Pension-plan dysfunction grabs headlines, but municipal bankruptcies' causes-and-effects are much wider and deeper


Last time I logged off, I left you with breaking news that the supposed debt-ceiling crisis had likely been averted.

Looking back, I wish I had posted something similar to what Dave Ramsey's site had nailed on his "no debt" tree trunk: Basically, there was never any way that the U.S. would default.

Of course, the apparent, threatening gridlock did result in a credit downgrade from S&P, the same folks who played an integral role in Wall Street's takedown of the economy. Predictably, that has caused a furor all its own--including of week of whipsaw action in the equities market--and now the SEC has decided to investigate S&P. (A whispered aside: what I'm saying is this: it is c-r-a-z-y that the rating "agencies" have not been investigated stem-to-stern, before now.)

Nervous municipalities across the country following Rhode Island, Alabama cases

As interesting as that may be, there's more immediately instructive principles involved in two "municipal," Chapter 9 bankruptcy cases: one that's been filed for a Rhode Island town of about 19,000 residents, and one that has been delayed (for now) in Jefferson County, Alabama--which if filed would be the largest municipal bankruptcy in U.S. history.

(Note: Although commonly understood to refer to a town or city, municipal in stricter language refers to a governmental subdivision of a state, or a state itself.

Central Falls' pensioneers in bullseye for cuts

Of course, Chapter 9 filings have received coverage before, but for now let's look at what The New York Times calls "the small, beleaguered city" of Central Falls, R.I., which filed for bankruptcy on Aug. 1, seeking "to cut the pension checks it has been sending its retired police officers, firefighters and other workers by as much as half. All the city promises now is that its retirees, many of whom do not get Social Security, will not have their benefits cut to less than $10,000 a year."

State lege protects bond holders

However, the Rhode Island legislature recently passed a law protecting bond holders:
But investors who bought the city’s bonds could do much better: Rhode Island recently passed a law intended to make sure that they would be paid in full, even in bankruptcy.

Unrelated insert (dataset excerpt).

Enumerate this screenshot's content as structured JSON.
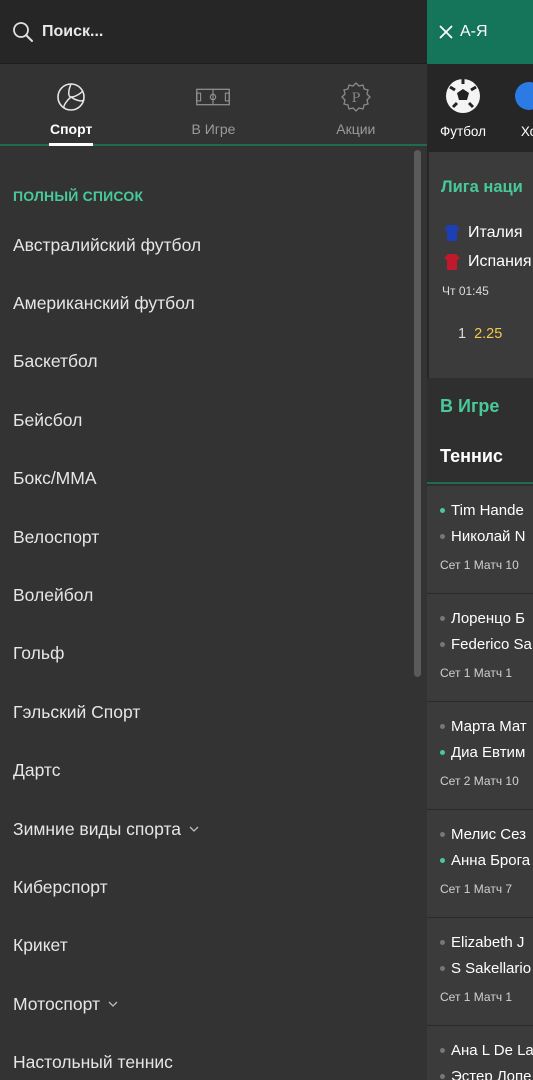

Retirees are wondering how the city can cut what they believed was a guaranteed benefit. “We put our time in, we put our money in,” said Walter Trembley, 74, a retired Central Falls police officer. “And the city, through their callousness and everything else, just blew it. They were supposed to put money in and they didn’t.”

Cities and local governments make lots of promises: to their citizens, workers, vendors and investors. But when the money starts to run out, as it has in Central Falls, some promises prove more binding than others. Bond lawyers have known for decades that it is possible, at least in theory, to put bondholders ahead of pensioners, but no one wanted to try it and risk a backlash on Election Day. Now the poor, taxed-out city of Central Falls is mounting a test case, which other struggling governments may follow if it succeeds.

A wakeup call?

Worse, says an Aug. 8 piece at Business Insider, Central Falls' action may be the first of many: "The filing was a wakeup call for Rhode Island, which is suffering from widespread pension crises. Combined, the state's municipal pension plans are only 41% funded, and face an unfunded liability of $2 billion. Rhode Island's unfunded obligation (at the state level) is $6.8 billion, and some experts argue it could actually be as high as $9 billion.

Pension reform cited as systemic problem

“ 'Unless there’s pension reform, Central Falls may not be the last municipality in Rhode Island that faces bankruptcy,' Gary Sasse, who is helping Providence with its financial reforms, told Bloomberg.  'No question Central Falls was unique and was an economic basket case but there are other communities in the state with locally administered pension plans that are in serious trouble.'

"In West Warwick, for example, a 'sizable' unfunded pension liability led Moody's Investment Services to downgrade the town's credit rating Friday to Baa1, just two levels above junk bond status."

Across the nation, municipal pension plans increasingly are drawing howls of protest--being called outrageously generous--and calls for immediate reform. But that's not the only route to fiscal  disaster for so-called general purpose entities (cities or counties, for instance).

Jefferson County's crisis: new sewer system

In Jefferson County, Alabama, the problem traces to a $3 billion+ bond deal that financed a new sewer system. The county has been stewing over the deal for about three years and though on the brink has not yet filed for bankruptcy protection; last week county officials spurned a deal offered by bond-holding creditors, yet also declined to file a bankruptcy petition. From an Aug. 12 account at Bloomberg: "Jefferson County, Alabama, officials extended until mid-September talks with creditors holding $3.14 billion of sewer bonds after rejecting a proposed settlement to avert what would be the biggest U.S. municipal bankruptcy."

Commissioners give creditors cold shoulder, but decline to file petition

From the same article:
Yesterday’s public meeting followed a 24-hour see-saw that had commissioners believing they could reach a deal the night of Aug. 11 and then ready to file for bankruptcy the next morning, according to interviews with members of the panel.

The decision to extend the talks until Sept. 16 came after the five-member commission outlined concerns with an offer by bondholders to settle the crisis. The county of 660,000, home to Birmingham, the state’s largest city, has struggled after a sewer-bond refinancing collapsed during the 2008 credit squeeze.